In fact, the researchers found that the 5B8 monoclonal antibody binds γ377–395 sites of fibrinogen and can prevent protein spikes and prevent all the resulting complications. These antibodies also do not alter the normal function of fibrinogen and do not cause clotting-related side effects.
They demonstrated this therapeutic strategy in a mouse model of COVID-19. An affinity derivative of 5B8 modified for human use has entered phase I clinical trials to assess safety and tolerability. If it successfully completes this phase, it will likely enter phase 2 where researchers will establish clinical endpoints.
Proceed with caution
That said, although the study appears to be a path-breaking advance, critics rightly point out that these are early animal studies and there is still a long way to go.
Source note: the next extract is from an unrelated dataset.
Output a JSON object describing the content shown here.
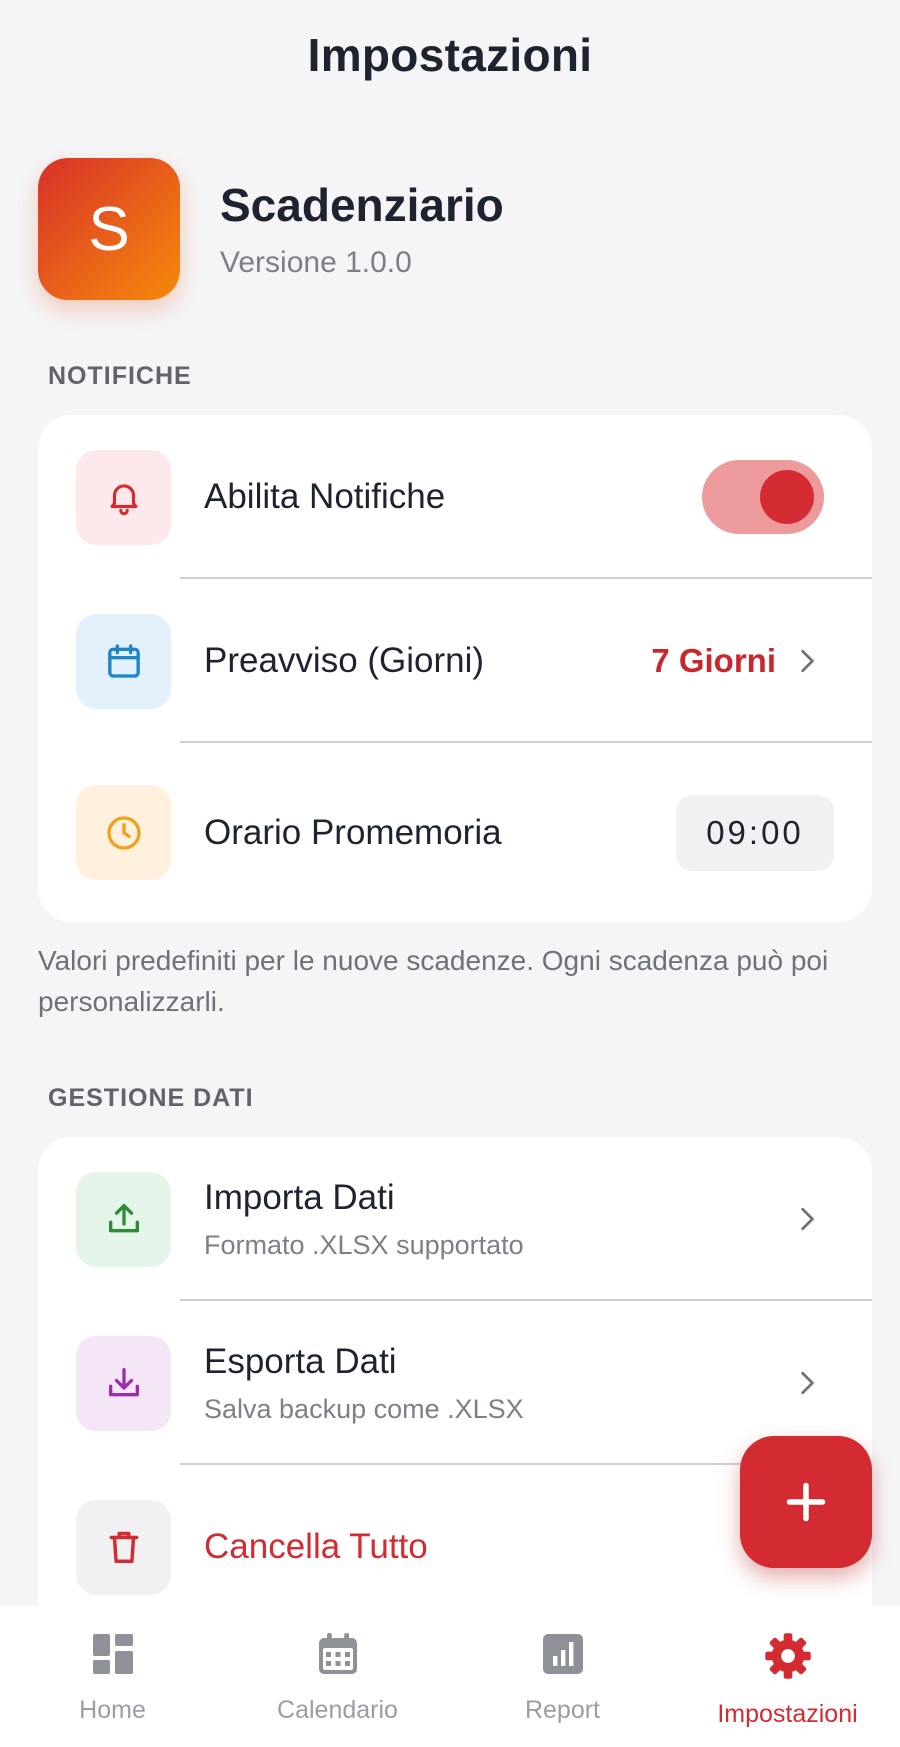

Furthermore, although the researchers repeatedly emphasized the importance of the study findings for the long-term management of COVID, the duration of the study was not long enough to qualify as a long-term study of COVID. per se. Most of the conclusions in these studies are based on hypotheses and extrapolations that need to be confirmed by more studies designed specifically for this purpose.
Finally, the researcher’s conflict of interest is important: many of the authors are associated with companies that make fibrin antibodies as well as patent holders for the development and use of antibody therapy.
Puneet Kumar is a doctor, Kumar Children’s Clinic, New Delhi. Vipin M. Vashishtha is director and paediatrician, Mangla Hospital and Research Centre, Bijnor.